The platform, Fidelity Crypto, hasn’t officially launched yet, and the brokerage hasn’t announced an official release date yet. But when it does, users will be able to buy, sell, and secure Bitcoin and Ethereum, when maintaining an account balance of at least $1. As of Thursday, interested investors can sign up for the waiting list on Fidelity’s website.
The accounts are separate from other types of brokerage accounts managed by the company.
Fidelity is one of the world’s largest brokerages, managing $9.9 trillion in assets. The company says additional cryptocurrencies may be added as trading opportunities in the future.
While the company is not charging a commission, Fidelity Digital Assets will earn money by collecting a spread of no more than 1%, based on the difference between the price at which investors buy or sell crypto and the price at which it fills the order.
Fidelity follows Robinhood and Binance.US, which already offer commission-free crypto trading. The crypto exchanges are following other markets in the race for the lowest fees: Online brokerages including Fidelity, Charles Schwab, and, of course, Robinhood, now offer zero-commission trading for U.S. stocks.

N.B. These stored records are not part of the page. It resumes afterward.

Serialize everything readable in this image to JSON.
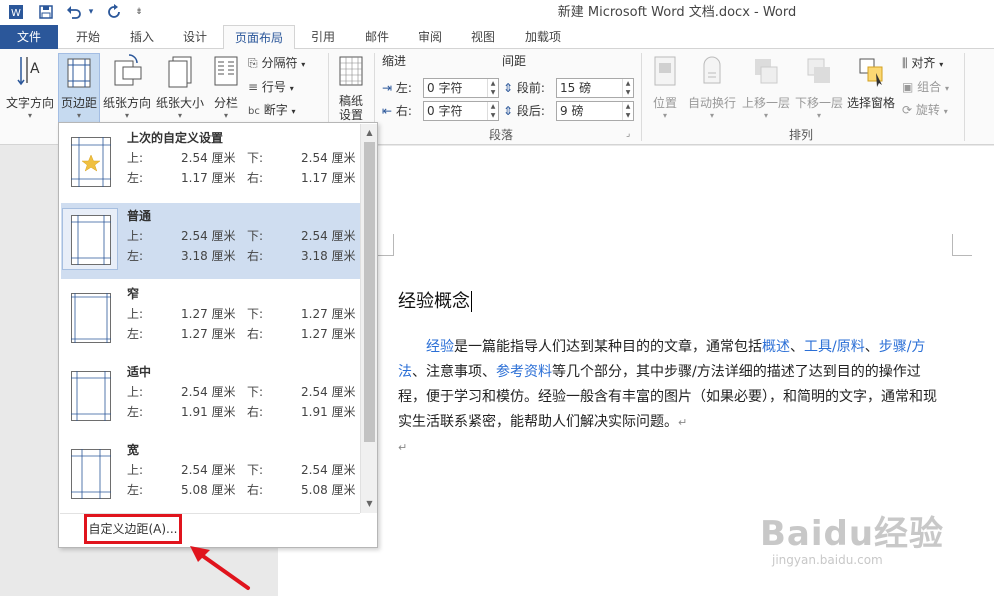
{
  "window": {
    "title": "新建 Microsoft Word 文档.docx - Word",
    "quick_access": [
      "word-icon",
      "save-icon",
      "undo-icon",
      "undo-dropdown-icon",
      "redo-icon",
      "customize-icon"
    ]
  },
  "tabs": [
    "文件",
    "开始",
    "插入",
    "设计",
    "页面布局",
    "引用",
    "邮件",
    "审阅",
    "视图",
    "加载项"
  ],
  "active_tab": "页面布局",
  "ribbon": {
    "text_direction": "文字方向",
    "margins": "页边距",
    "orientation": "纸张方向",
    "size": "纸张大小",
    "columns": "分栏",
    "breaks": "分隔符",
    "line_numbers": "行号",
    "hyphenation": "断字",
    "manuscript": "稿纸\n设置",
    "manuscript_l1": "稿纸",
    "manuscript_l2": "设置",
    "indent_label": "缩进",
    "indent_left_label": "左:",
    "indent_left_value": "0 字符",
    "indent_right_label": "右:",
    "indent_right_value": "0 字符",
    "spacing_label": "间距",
    "spacing_before_label": "段前:",
    "spacing_before_value": "15 磅",
    "spacing_after_label": "段后:",
    "spacing_after_value": "9 磅",
    "paragraph_group": "段落",
    "position": "位置",
    "wrap_text": "自动换行",
    "bring_forward": "上移一层",
    "send_backward": "下移一层",
    "selection_pane": "选择窗格",
    "align": "对齐",
    "group": "组合",
    "rotate": "旋转",
    "arrange_group": "排列"
  },
  "margin_gallery": {
    "options": [
      {
        "name": "上次的自定义设置",
        "top": "2.54 厘米",
        "bottom": "2.54 厘米",
        "left": "1.17 厘米",
        "right": "1.17 厘米",
        "selected": false
      },
      {
        "name": "普通",
        "top": "2.54 厘米",
        "bottom": "2.54 厘米",
        "left": "3.18 厘米",
        "right": "3.18 厘米",
        "selected": true
      },
      {
        "name": "窄",
        "top": "1.27 厘米",
        "bottom": "1.27 厘米",
        "left": "1.27 厘米",
        "right": "1.27 厘米",
        "selected": false
      },
      {
        "name": "适中",
        "top": "2.54 厘米",
        "bottom": "2.54 厘米",
        "left": "1.91 厘米",
        "right": "1.91 厘米",
        "selected": false
      },
      {
        "name": "宽",
        "top": "2.54 厘米",
        "bottom": "2.54 厘米",
        "left": "5.08 厘米",
        "right": "5.08 厘米",
        "selected": false
      }
    ],
    "labels": {
      "top": "上:",
      "bottom": "下:",
      "left": "左:",
      "right": "右:"
    },
    "custom_margins": "自定义边距(A)..."
  },
  "document": {
    "title": "经验概念",
    "body_parts": [
      {
        "t": "经验",
        "link": true
      },
      {
        "t": "是一篇能指导人们达到某种目的的文章，通常包括",
        "link": false
      },
      {
        "t": "概述",
        "link": true
      },
      {
        "t": "、",
        "link": false
      },
      {
        "t": "工具/原料",
        "link": true
      },
      {
        "t": "、",
        "link": false
      },
      {
        "t": "步骤/方法",
        "link": true
      },
      {
        "t": "、注意事项、",
        "link": false
      },
      {
        "t": "参考资料",
        "link": true
      },
      {
        "t": "等几个部分，其中步骤/方法详细的描述了达到目的的操作过程，便于学习和模仿。经验一般含有丰富的图片（如果必要），和简明的文字，通常和现实生活联系紧密，能帮助人们解决实际问题。",
        "link": false
      }
    ],
    "paragraph_mark": "↵"
  },
  "watermark": {
    "brand": "Baidu经验",
    "url": "jingyan.baidu.com"
  },
  "colors": {
    "accent": "#2b579a",
    "link": "#2b6fd6",
    "selected_option": "#cfddf0",
    "highlight_box": "#e0141d"
  }
}
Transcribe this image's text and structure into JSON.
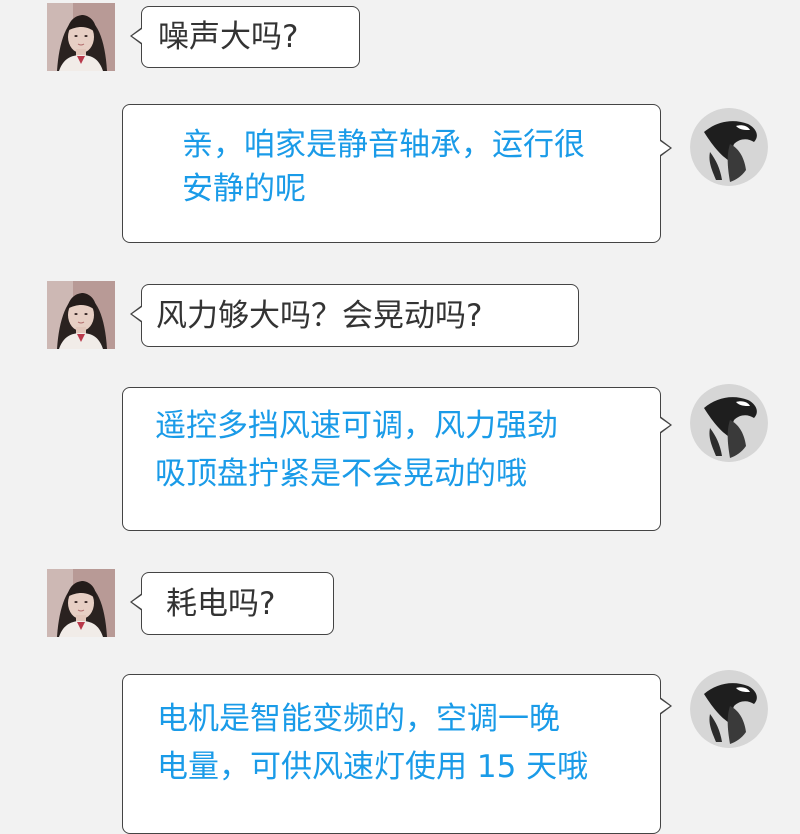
{
  "conversation": {
    "messages": [
      {
        "sender": "customer",
        "avatar_icon": "girl-portrait-avatar",
        "text": "噪声大吗?"
      },
      {
        "sender": "seller",
        "avatar_icon": "black-white-figure-avatar",
        "text": "亲，咱家是静音轴承，运行很\n安静的呢"
      },
      {
        "sender": "customer",
        "avatar_icon": "girl-portrait-avatar",
        "text": "风力够大吗？会晃动吗?"
      },
      {
        "sender": "seller",
        "avatar_icon": "black-white-figure-avatar",
        "text": "遥控多挡风速可调，风力强劲\n吸顶盘拧紧是不会晃动的哦"
      },
      {
        "sender": "customer",
        "avatar_icon": "girl-portrait-avatar",
        "text": "耗电吗?"
      },
      {
        "sender": "seller",
        "avatar_icon": "black-white-figure-avatar",
        "text": "电机是智能变频的，空调一晚\n电量，可供风速灯使用 15 天哦"
      }
    ]
  },
  "colors": {
    "background": "#f2f2f2",
    "bubble_fill": "#ffffff",
    "bubble_border": "#444444",
    "customer_text": "#333333",
    "seller_text": "#1a9be8"
  }
}
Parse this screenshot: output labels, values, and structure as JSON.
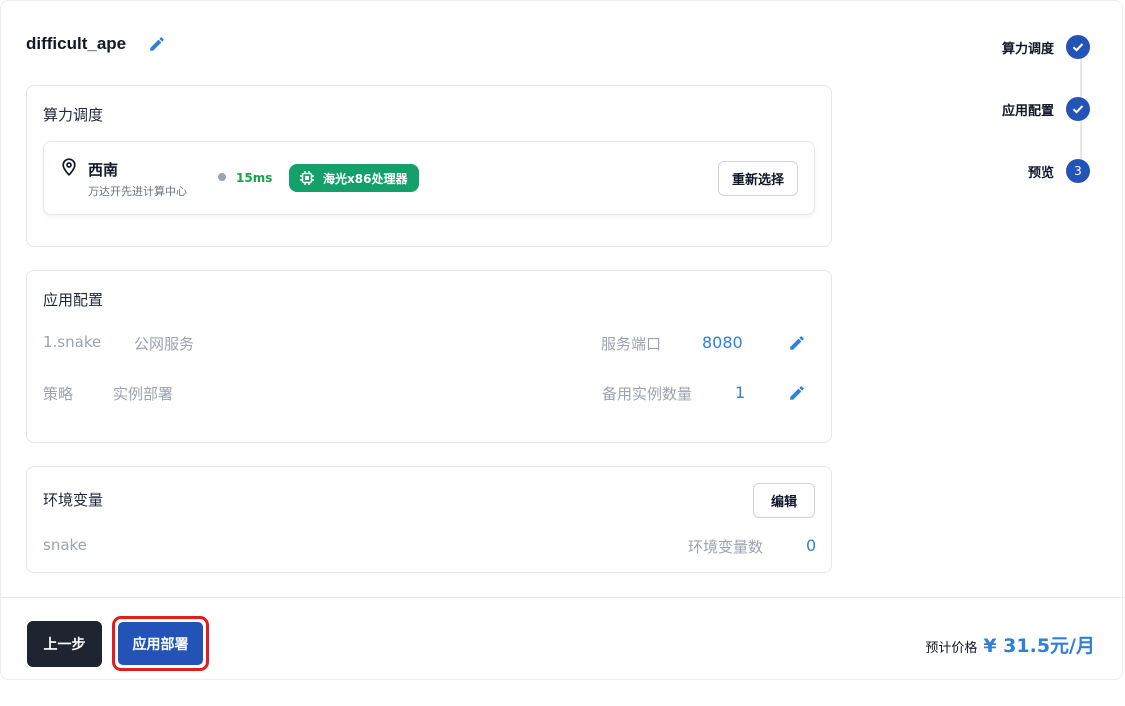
{
  "header": {
    "title": "difficult_ape"
  },
  "compute": {
    "title": "算力调度",
    "region": "西南",
    "datacenter": "万达开先进计算中心",
    "latency": "15ms",
    "cpu": "海光x86处理器",
    "reselect_label": "重新选择"
  },
  "app": {
    "title": "应用配置",
    "rows": [
      {
        "name": "1.snake",
        "type": "公网服务",
        "field": "服务端口",
        "value": "8080"
      },
      {
        "name": "策略",
        "type": "实例部署",
        "field": "备用实例数量",
        "value": "1"
      }
    ]
  },
  "env": {
    "title": "环境变量",
    "edit_label": "编辑",
    "name": "snake",
    "count_label": "环境变量数",
    "count": "0"
  },
  "steps": [
    {
      "label": "算力调度",
      "status": "done"
    },
    {
      "label": "应用配置",
      "status": "done"
    },
    {
      "label": "预览",
      "status": "current",
      "number": "3"
    }
  ],
  "footer": {
    "prev_label": "上一步",
    "deploy_label": "应用部署",
    "price_label": "预计价格",
    "price_value": "¥ 31.5元/月"
  },
  "colors": {
    "primary": "#2453b8",
    "link": "#2f80d6",
    "success": "#15a06b",
    "highlight": "#e11d1d"
  }
}
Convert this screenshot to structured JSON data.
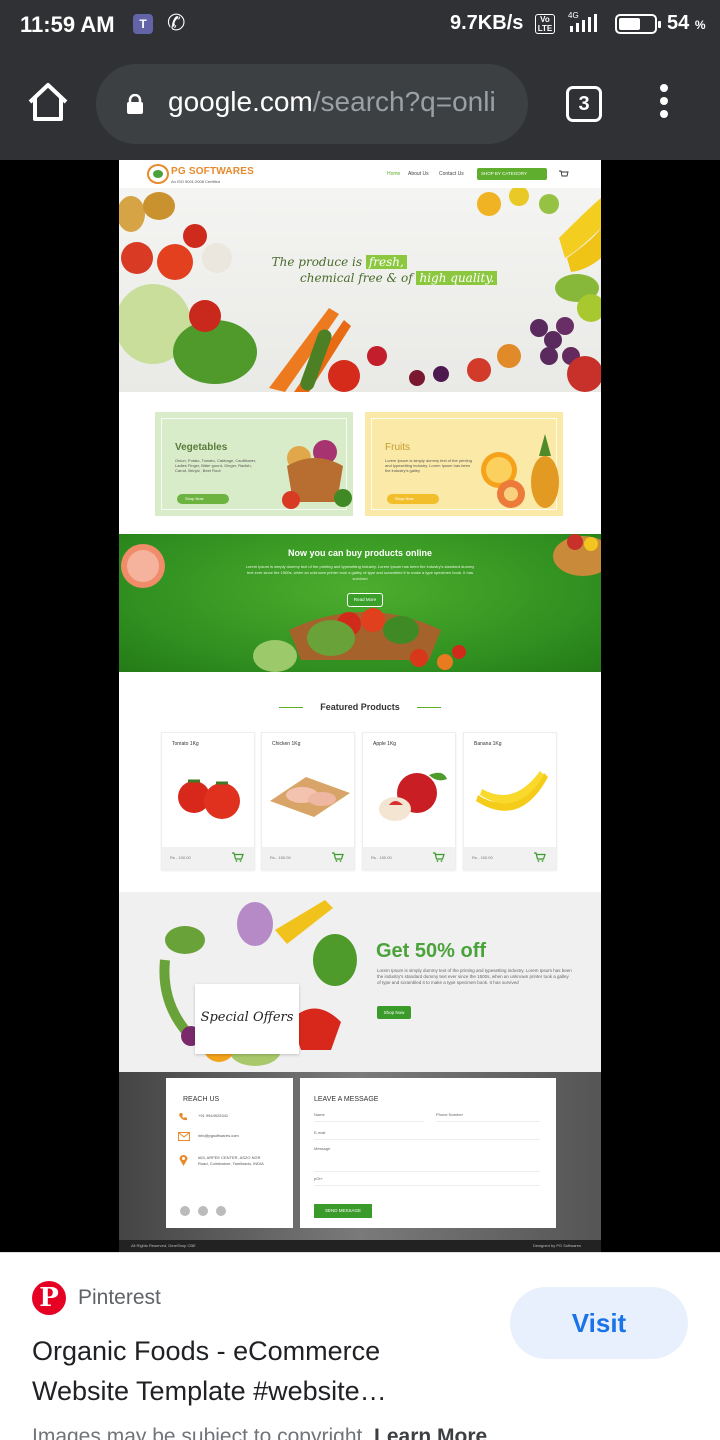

Still, the timing could be better. The crypto market has plunged in value this year, and trading volumes have decreased significantly, as well.
Fidelity allows some investors to add Bitcoin to their 401(k)s
The news about crypto trades comes at the same time the firm is also beginning to allow some 401(k) plans it administers to invest in Bitcoin and other cryptocurrencies, which Fidelity first announced in April.
The U.S. Department of Labor warned against the practice, saying it “has serious concerns about plans’ decisions to expose participants to direct investments in cryptocurrencies or related products, such as NFTs, coins, and crypto assets.”
Newer investments like crypto tend to attract more inexperienced investors “with expectations of high returns and little appreciation of the risks the investments pose.”
Investors should be cautious—both of investing in crypto in a retirement account and trading crypto generally. It is more volatile than a typical stock—as the recent market swings show—and financial advisers say long-term investors should be mindful of how much they’re investing in it.
“I would keep it at a very low upper limit of 1% to 2% of assets at a maximum,” Catherine Valega, a certified financial planner in Boston, previously told Fortune. “These assets can be very volatile, and I’m nervous that employers are setting themselves up for a major headache if investors get too excited and carried away.”